Wednesday, July 27, 2011

Take the #7 Challenge!

So here's the skinny... it's summer and my wife and daughter have just flown off to Hawaii for a week.  Since it's July, we've had lots of opportunities to spend time with friends - enjoying BBQ or beers or Bloody Marys depending on the time of day and the phase of the moon.  Invariably the topic of the pending trip would come up and my wife and daughter would excitedly run through the itinerary, regaling their captive audience with ambitions of fair weather, lazy days on the beach, zip lines through forest canopies, and drinks served with yellow umbrellas and reckless abandon.  My daughter is five.  Her drinks will likely be served with yellow umbrellas and a more mindful form of abandon... barefoot abandon perhaps?  Anyhow, after the basic narrative was over, there would always be a big pause as the audience sat glossy eyed and wistful - and then someone would eventually turn to me and say, "So what are you going to do?"

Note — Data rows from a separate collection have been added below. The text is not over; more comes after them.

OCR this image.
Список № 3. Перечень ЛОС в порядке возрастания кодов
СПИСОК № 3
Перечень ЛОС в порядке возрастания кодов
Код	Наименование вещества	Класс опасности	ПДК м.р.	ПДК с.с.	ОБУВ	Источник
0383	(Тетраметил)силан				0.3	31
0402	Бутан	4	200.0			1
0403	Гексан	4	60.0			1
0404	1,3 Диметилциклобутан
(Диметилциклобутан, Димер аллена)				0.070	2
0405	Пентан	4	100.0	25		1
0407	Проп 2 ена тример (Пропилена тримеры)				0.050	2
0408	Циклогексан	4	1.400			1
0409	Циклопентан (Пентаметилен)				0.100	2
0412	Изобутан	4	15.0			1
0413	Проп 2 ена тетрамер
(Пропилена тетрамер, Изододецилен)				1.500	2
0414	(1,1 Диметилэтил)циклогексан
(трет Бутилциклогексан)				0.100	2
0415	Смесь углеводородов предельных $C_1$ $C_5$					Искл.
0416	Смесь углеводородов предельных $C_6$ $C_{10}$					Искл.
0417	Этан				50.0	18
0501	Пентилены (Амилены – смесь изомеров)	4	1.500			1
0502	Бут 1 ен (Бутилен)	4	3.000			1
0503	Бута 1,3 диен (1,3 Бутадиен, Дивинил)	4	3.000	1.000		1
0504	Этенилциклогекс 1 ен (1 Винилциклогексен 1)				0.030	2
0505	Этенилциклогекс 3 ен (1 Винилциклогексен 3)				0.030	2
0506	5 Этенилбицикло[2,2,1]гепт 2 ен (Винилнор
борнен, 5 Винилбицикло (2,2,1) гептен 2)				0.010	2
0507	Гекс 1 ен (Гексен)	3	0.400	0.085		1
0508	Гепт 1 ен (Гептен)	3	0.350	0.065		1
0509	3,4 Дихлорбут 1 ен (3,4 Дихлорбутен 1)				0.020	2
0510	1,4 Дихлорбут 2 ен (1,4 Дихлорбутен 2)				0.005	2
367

The mind races... the heart bumps up just a bit in contemplation of the blank slate of potential self-guided hijinks ahead... and then I'd just say, "I dunno... maybe get some yard work done?"  The look of disappointment on their collective faces was immediate, but then followed shortly thereafter with those accusatory sideways glances of "yah... right!"  My friends... just who do they think I am?

So then one time I answered, "I'm going to find THE BEST #7 IN TOWN."  That immediately caught their attention and shut them up.  And now I had an audience of my own in which to regale with tales of grandiose ambition.  Off the cuff, I further elaborated that I would spend seven nights in a row ordering the #7 from random Chinese restaurants that I'd never been to before, and then maybe blog about it or something.  This seemed like a good plan.  I could tell by the way they were looking at me.

As this culinary adventure developed in my skull, I came to a few realizations:  1)  I'd have to start by going to a Chinese restaurant that I'd been to before and order a #7 that I'd already eaten so I could have a benchmark, and  2)  By the end of the week, it's highly likely that my entire diet will have consisted of nothing but, a) whatever comes in the #7s that I order, b) beer, and c) coffee.  That doesn't really sound like such a bad diet to me, but my wife remains skeptical.